Alternative Medicine: 

Beneficial herbs.
1. Bilberry - provides powerful antioxidant compounds
Form and dosage
Extract; take as directed on the label.

2. Bromelain - dissolves uric acid crystals. Brings relief to a joint also inflamed by injury.
Form and dosage
Tablets; take 250-500 mg 3 times daily between meals.

3. Celery seed - contains numerous anti- inflammatory compounds
Form and dosage
Take as directed on the label.

4. Devil’s claw - relieves short-term pain and inflammation
Form and dosage
Enteric-coated capsules; take 1,000-2,000 mg 3 times a day for up to 3 weeks.

5. Iporuru - stops acute inflammation
Form and dosage
Tincture; take as directed on the label.

6. Quercetin -keeps uric acid from forming
Form and dosage
Tablets; take 125-250 mg 3 times daily, between meals.

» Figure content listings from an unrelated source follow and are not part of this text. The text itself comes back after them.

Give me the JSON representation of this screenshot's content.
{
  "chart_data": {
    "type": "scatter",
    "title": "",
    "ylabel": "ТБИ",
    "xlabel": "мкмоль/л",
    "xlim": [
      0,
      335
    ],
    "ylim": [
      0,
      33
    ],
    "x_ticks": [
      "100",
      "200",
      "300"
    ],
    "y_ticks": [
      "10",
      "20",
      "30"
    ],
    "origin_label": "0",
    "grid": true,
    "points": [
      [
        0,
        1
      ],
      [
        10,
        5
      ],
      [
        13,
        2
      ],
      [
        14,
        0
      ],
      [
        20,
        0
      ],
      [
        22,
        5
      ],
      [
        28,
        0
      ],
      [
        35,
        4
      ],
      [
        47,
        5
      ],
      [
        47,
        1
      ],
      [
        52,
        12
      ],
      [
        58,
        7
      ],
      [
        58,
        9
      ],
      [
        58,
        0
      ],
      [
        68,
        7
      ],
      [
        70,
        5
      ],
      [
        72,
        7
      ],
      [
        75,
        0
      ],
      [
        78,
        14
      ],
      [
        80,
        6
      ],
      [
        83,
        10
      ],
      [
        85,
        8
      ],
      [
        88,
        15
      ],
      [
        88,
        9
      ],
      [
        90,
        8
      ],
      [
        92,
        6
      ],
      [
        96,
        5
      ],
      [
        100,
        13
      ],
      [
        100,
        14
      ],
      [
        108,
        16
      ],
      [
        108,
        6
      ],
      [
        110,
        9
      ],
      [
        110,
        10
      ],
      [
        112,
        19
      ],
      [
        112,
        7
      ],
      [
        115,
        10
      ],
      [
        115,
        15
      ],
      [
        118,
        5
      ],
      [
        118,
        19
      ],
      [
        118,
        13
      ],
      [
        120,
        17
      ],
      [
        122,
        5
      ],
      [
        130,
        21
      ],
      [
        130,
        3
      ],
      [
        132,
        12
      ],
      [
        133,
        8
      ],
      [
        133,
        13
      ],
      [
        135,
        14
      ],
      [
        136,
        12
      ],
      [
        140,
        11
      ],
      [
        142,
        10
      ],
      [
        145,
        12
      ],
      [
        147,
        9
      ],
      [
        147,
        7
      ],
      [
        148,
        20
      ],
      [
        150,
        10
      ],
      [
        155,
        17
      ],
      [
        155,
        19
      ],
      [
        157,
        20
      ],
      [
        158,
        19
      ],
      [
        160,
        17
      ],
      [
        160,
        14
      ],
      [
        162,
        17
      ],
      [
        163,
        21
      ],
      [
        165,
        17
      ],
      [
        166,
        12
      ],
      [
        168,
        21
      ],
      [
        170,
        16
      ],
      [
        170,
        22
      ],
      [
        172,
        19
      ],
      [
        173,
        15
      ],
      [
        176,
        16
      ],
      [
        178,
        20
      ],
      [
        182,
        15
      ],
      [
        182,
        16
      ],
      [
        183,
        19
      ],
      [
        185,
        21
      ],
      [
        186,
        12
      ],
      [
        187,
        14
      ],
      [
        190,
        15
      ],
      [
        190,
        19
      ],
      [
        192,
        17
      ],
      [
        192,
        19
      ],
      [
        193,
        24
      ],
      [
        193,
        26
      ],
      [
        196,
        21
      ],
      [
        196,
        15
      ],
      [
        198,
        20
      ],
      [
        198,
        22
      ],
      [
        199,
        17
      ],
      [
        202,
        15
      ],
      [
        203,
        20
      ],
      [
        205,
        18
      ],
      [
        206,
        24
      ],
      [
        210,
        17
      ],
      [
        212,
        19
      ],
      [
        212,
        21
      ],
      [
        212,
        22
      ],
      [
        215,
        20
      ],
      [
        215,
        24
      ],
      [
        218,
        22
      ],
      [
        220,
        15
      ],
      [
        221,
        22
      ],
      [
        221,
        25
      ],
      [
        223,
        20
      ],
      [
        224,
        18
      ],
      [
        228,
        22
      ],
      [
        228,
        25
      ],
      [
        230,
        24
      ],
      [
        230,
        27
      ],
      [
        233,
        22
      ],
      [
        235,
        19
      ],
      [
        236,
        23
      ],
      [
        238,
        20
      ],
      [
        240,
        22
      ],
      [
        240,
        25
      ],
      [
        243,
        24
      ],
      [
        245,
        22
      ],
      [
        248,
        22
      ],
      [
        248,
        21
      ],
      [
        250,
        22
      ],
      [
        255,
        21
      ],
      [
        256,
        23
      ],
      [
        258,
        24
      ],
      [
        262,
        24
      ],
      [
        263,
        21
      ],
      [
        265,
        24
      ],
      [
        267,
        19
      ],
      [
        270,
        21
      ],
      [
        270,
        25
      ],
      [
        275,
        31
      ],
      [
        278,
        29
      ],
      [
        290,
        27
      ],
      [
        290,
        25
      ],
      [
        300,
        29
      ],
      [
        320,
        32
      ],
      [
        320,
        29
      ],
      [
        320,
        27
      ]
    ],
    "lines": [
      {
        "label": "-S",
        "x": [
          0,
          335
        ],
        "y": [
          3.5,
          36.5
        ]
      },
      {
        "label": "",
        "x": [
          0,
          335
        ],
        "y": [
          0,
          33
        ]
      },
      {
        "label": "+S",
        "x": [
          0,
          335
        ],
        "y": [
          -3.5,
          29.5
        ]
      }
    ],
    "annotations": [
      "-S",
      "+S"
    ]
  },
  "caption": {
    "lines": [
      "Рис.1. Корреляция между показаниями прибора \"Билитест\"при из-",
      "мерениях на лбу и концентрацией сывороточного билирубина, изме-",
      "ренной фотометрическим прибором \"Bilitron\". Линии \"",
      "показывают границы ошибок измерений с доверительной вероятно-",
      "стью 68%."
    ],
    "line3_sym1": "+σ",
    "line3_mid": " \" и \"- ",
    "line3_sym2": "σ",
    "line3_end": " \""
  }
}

7. Sarparilla- reduces long term frequency of gout attack
Form and dosage
Capsules; take 3,000 mg 3 times daily.

Precautions for the use of herbs;
• People who are allergic to pineapple may develop a rash from bromelain.if itching develops, stop using it
• Devil’s claw can slow the heartbeat.do not use it if you have congestive heart failure.
• Do not use quercertin if you are taking cyclosporine (neoral, sandimunne) or nifedipine.